Film Review: Evil Dead

Copyright: Sony Pictures
This picture shows everything that was, and still is great about splatter horror.

Since a certain imaginary hostel in Eastern Europe became a shrine where mainstream modern torture film was born, and Saw franchise began to regularly devise more and more sadistic dilemmas for its characters, humanity received a new phenomenon called torture porn. Yes, we collectively began to use the word "porn" to describe things.

Just as pornography denounces any resemblance to an actual sexual intercourse and chooses to stylize them to the point where they completely lose touch with reality, so have the directors of horror films began to express suffering.

However, while the scenes of real violence cause nausea and leave serious consequences to the viewers (this lesson of human behavior became clear in various army testing laboratories when the military unsuccessfully experimented with violence desensitization), cinematic torture is more acceptable to our eyes. We know it's not real, but it still manages to press the right mental buttons.

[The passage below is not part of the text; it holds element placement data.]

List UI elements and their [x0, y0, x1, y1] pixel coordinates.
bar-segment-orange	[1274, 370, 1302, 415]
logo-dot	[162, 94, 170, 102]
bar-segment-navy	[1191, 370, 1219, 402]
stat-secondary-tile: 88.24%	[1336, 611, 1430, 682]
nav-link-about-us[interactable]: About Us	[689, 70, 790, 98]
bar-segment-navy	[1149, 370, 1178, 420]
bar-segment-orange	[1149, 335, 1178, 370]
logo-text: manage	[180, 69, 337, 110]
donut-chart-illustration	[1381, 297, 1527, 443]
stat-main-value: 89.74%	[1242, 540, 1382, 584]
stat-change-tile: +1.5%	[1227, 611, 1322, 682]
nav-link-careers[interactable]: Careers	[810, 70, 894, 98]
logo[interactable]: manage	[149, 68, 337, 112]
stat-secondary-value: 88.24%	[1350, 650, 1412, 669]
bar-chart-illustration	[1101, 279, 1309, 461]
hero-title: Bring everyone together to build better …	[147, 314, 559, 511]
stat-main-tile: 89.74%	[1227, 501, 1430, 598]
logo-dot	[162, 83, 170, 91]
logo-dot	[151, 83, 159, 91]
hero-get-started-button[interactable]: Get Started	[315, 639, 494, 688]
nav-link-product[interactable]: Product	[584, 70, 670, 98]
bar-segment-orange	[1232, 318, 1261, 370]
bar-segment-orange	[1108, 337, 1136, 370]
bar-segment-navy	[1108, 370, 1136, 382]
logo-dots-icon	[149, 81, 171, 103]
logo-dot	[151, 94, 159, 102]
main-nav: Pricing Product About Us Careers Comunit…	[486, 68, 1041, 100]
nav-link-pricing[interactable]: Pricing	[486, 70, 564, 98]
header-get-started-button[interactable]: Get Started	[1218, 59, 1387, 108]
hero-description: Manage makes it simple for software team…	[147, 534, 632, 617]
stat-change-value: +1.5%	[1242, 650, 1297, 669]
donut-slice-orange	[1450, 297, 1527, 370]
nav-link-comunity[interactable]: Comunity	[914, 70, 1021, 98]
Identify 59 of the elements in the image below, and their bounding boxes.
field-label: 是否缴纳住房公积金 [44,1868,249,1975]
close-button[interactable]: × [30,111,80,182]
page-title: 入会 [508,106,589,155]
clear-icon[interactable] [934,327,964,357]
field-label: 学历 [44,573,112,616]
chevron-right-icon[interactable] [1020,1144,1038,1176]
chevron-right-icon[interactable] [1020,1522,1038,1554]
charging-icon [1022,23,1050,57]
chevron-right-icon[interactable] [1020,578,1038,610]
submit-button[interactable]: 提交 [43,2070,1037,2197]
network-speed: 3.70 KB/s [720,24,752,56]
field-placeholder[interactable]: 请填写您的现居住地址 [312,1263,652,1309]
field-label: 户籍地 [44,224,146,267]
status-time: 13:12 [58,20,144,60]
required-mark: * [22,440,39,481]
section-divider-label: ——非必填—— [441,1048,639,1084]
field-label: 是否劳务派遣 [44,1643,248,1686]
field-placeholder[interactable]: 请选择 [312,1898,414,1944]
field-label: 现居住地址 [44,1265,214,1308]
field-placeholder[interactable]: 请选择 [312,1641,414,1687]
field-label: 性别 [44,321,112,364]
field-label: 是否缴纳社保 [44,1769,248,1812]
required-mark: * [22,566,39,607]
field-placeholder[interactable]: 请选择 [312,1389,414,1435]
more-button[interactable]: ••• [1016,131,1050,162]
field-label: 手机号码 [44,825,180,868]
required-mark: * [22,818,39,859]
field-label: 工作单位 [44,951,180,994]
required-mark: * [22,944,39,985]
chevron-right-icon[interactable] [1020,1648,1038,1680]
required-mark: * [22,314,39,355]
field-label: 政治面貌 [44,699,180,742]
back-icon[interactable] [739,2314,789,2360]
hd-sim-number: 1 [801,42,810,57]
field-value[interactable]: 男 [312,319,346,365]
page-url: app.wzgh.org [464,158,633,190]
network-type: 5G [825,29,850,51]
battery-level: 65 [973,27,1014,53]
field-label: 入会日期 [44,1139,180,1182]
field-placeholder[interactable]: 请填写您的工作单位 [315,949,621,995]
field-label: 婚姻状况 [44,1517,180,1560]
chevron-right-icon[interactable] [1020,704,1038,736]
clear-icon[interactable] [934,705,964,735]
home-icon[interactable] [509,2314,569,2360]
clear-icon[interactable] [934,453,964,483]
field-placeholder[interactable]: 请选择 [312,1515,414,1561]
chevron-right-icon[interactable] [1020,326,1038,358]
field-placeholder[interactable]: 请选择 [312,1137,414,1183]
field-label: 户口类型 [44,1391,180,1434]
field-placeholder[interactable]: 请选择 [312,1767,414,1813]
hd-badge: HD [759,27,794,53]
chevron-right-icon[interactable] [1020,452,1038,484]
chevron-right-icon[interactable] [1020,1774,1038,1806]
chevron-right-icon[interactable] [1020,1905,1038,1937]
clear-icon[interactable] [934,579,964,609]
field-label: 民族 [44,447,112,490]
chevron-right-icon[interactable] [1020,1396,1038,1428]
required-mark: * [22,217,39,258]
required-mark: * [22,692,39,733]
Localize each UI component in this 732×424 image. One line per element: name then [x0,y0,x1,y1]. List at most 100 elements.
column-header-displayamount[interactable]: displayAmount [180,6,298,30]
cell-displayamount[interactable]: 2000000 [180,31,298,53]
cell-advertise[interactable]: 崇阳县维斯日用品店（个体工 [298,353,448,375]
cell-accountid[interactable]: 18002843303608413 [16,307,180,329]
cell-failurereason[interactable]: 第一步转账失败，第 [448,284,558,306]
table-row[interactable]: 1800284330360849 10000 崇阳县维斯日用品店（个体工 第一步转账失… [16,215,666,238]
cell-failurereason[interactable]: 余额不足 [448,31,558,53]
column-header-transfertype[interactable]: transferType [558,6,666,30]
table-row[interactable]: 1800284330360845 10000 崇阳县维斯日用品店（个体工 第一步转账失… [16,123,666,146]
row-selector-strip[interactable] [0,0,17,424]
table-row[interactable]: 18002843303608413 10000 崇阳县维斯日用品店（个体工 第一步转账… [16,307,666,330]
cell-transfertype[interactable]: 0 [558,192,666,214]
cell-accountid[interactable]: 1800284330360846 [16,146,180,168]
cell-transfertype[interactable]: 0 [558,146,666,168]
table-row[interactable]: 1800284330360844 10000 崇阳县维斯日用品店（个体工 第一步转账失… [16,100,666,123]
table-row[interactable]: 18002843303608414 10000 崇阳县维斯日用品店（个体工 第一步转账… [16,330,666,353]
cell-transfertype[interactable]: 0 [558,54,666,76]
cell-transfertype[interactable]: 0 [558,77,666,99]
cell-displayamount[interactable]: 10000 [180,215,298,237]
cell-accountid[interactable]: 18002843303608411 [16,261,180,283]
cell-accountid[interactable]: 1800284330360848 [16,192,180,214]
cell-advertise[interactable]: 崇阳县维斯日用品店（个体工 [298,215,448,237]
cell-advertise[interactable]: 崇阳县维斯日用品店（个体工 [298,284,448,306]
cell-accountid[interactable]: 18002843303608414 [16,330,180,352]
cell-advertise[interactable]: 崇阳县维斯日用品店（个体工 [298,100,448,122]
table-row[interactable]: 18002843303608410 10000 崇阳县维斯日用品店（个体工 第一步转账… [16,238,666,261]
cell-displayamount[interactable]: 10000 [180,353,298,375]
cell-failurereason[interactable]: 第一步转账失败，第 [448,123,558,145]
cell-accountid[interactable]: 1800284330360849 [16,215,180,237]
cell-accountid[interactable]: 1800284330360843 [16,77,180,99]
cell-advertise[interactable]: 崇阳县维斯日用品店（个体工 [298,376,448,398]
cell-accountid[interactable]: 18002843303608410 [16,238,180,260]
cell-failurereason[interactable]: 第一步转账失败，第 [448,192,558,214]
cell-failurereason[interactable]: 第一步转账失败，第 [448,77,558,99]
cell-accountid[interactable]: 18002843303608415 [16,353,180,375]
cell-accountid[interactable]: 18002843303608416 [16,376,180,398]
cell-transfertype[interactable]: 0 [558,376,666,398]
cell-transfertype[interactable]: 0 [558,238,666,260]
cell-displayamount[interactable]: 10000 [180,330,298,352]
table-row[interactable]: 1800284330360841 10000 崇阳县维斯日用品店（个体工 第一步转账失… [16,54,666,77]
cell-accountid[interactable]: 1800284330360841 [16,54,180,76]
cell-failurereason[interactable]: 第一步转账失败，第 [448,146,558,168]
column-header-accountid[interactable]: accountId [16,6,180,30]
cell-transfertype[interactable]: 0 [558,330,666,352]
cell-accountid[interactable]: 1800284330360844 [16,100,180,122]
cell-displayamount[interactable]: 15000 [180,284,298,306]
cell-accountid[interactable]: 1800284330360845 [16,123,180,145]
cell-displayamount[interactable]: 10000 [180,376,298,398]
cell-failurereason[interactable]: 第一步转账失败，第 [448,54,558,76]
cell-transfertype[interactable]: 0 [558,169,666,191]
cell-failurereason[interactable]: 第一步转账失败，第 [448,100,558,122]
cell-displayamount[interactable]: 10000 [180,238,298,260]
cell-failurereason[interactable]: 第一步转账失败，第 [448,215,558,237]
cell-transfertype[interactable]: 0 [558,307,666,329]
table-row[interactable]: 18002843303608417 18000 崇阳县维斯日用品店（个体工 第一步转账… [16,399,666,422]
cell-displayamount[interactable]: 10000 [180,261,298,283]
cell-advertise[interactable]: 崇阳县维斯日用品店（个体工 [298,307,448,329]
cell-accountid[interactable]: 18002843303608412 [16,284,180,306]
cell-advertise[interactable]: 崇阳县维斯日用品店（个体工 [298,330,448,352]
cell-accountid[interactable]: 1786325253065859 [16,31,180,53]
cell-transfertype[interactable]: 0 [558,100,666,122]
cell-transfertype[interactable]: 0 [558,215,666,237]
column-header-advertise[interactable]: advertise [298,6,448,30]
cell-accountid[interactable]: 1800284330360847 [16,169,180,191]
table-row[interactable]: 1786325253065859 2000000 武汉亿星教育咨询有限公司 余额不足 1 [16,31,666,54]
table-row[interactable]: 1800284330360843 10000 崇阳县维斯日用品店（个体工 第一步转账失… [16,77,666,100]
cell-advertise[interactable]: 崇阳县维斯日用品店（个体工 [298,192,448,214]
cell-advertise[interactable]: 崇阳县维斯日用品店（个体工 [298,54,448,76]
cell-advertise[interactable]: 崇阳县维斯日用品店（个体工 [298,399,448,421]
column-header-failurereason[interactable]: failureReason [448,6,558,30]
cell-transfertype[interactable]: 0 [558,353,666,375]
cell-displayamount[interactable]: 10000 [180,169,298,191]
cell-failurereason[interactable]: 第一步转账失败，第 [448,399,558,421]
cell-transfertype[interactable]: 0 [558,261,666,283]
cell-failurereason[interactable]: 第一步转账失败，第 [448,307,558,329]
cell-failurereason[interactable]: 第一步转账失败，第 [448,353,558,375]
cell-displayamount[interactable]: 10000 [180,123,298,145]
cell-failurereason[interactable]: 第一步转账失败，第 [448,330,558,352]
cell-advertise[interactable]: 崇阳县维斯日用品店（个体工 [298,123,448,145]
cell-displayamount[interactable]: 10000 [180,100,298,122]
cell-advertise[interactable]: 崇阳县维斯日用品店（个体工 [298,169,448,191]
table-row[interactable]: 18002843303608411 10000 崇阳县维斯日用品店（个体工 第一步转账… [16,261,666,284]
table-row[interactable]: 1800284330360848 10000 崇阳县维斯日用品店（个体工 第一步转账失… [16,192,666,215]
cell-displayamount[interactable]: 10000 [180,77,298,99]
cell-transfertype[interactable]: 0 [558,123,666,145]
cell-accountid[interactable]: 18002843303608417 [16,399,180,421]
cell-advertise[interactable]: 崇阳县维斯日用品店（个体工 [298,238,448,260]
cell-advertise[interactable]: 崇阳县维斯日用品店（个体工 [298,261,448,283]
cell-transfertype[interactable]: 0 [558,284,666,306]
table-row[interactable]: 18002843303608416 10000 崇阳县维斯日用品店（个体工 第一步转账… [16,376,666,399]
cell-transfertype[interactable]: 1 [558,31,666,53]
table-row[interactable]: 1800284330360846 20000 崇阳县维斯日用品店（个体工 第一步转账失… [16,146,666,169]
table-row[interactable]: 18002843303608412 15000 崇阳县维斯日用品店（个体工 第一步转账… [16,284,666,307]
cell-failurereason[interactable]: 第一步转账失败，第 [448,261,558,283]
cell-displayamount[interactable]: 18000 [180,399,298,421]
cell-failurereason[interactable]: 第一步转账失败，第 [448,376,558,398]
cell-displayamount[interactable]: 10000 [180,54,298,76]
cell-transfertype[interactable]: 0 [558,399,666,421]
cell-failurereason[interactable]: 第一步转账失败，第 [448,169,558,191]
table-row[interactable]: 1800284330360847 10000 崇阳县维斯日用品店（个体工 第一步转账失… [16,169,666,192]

Evil Dead has a lot of violence. It’s neck deep in scenes of bloodletting and various dismemberment, but it’s not torture porn. Instead, its director opted for something much older - it is truly a purebred splatter horror, a genre that was drowned by the sheer weight of its newer and harsher cousin. In this semi-remake/semi-continuation of the famous work by Sam Raimi, a group of young people travel to an isolated cabin in the woods. Their goal is to take one of them off drugs by going cold turkey. Instead, they discover a weird chamber beneath the cabin and unintentionally summon a demonic evil. Very soon, their stay in the woods becomes a struggle for survival .

Splatter is a genre that glorifies bloody violence to a nearly comical level. All the right elements of that genre are in this movie: sawed-off shotguns, nail guns and of course, an indispensable tool from the Evil Dead series, the glorious chainsaw.


The film was directed by the newcomer Fede Alvarez. He achieved a spectacular pace in his first full-featured movie, accompanied by a young and fairly unknown cast. Raimi and the iconic Bruce Campbell acted as producers and together successfully overcome the generational gap as well as the unrealistic expectations of the now middle-aged fans of the original series.

Evil Dead didn’t conform to current trends. Instead it remained within the same framework that had been outlined decades ago (albeit with the absence of the comedic side). It’s a very modern film, devoted to scaring us, and not making us nauseous like I Spit on Your Grave 2 tried to do.

With sharpness that exceeds the standard teens-in-the-forest horror, Evil Dead is a great splatter revival.